Dow Jones deal even sweeter for the Bancrofts

September 24, 2007

Posted by Chris Roush

Fortune’s Allan Sloan writes that the deal to sell Dow Jones & Co., the parent of The Wall Street Journal, to News Corp. CEO Rupert Murdoch is even sweeter for the Bancroft family than originally thought because of overlooked provisions of the deal.

Allan SloanSloan wrote, “I’m interested in one little-noticed detail – the way selected Dow Jones shareholders will be able to defer taxes on their gains by getting $60 a share worth of News Corp. stock rather than cash.

“Although no one involved will say so on the record, it’s clear that the tax-deferral provision was designed to attract support from the Bancroft family. The Bancrofts, you may recall, collectively controlled more than 60% of Dow Jones’ voting power but didn’t vote as a bloc, which allowed Murdoch to pick up enough family support to seal the deal.
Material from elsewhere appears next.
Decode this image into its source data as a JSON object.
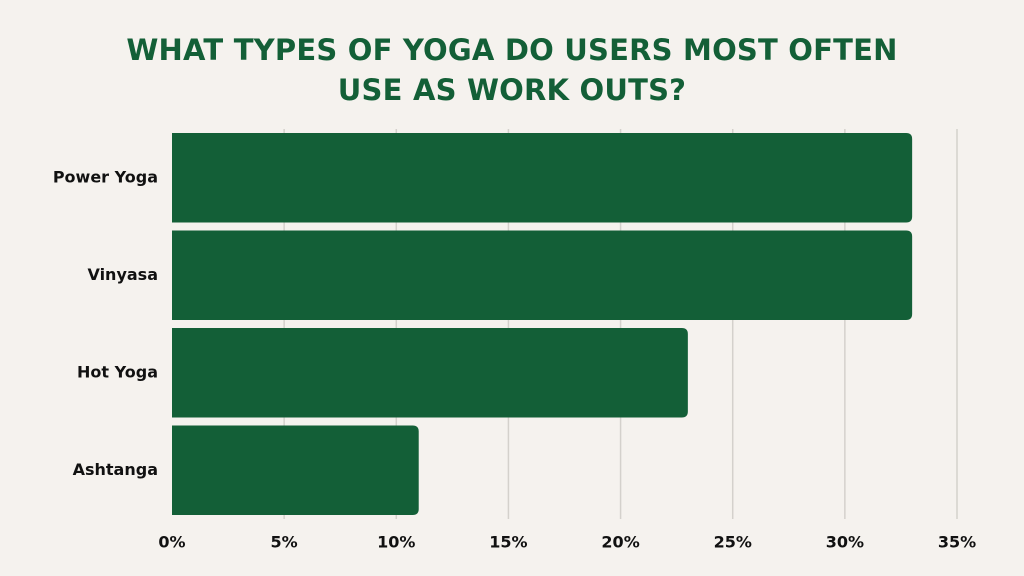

On paper, the tax deferral is available to any Dow Jones holders that want it. But as we’ll see, if push comes to shove, the Bancrofts will get to do the pushing.”

Later, Sloan added, “I don’t know if Murdoch would have paid more than $60 a share if he hadn’t had to give the Bancrofts an extra $30 million or deal with the complexity and expense of setting up Ruby Newco. And I certainly don’t know how many regular Dow Jones holders (if any) will get pushed out of the tax-deferral pool by Bancrofts.

“What I do know, though, is that the Bancrofts, who in 1986 got permanent voting control by telling public holders that they’d treat their Dow Jones stake as a ‘quasi-public trust,’ have cut yet another special piece of the deal for themselves. I’m sure it’s all perfectly legal – but it sure doesn’t seem right.”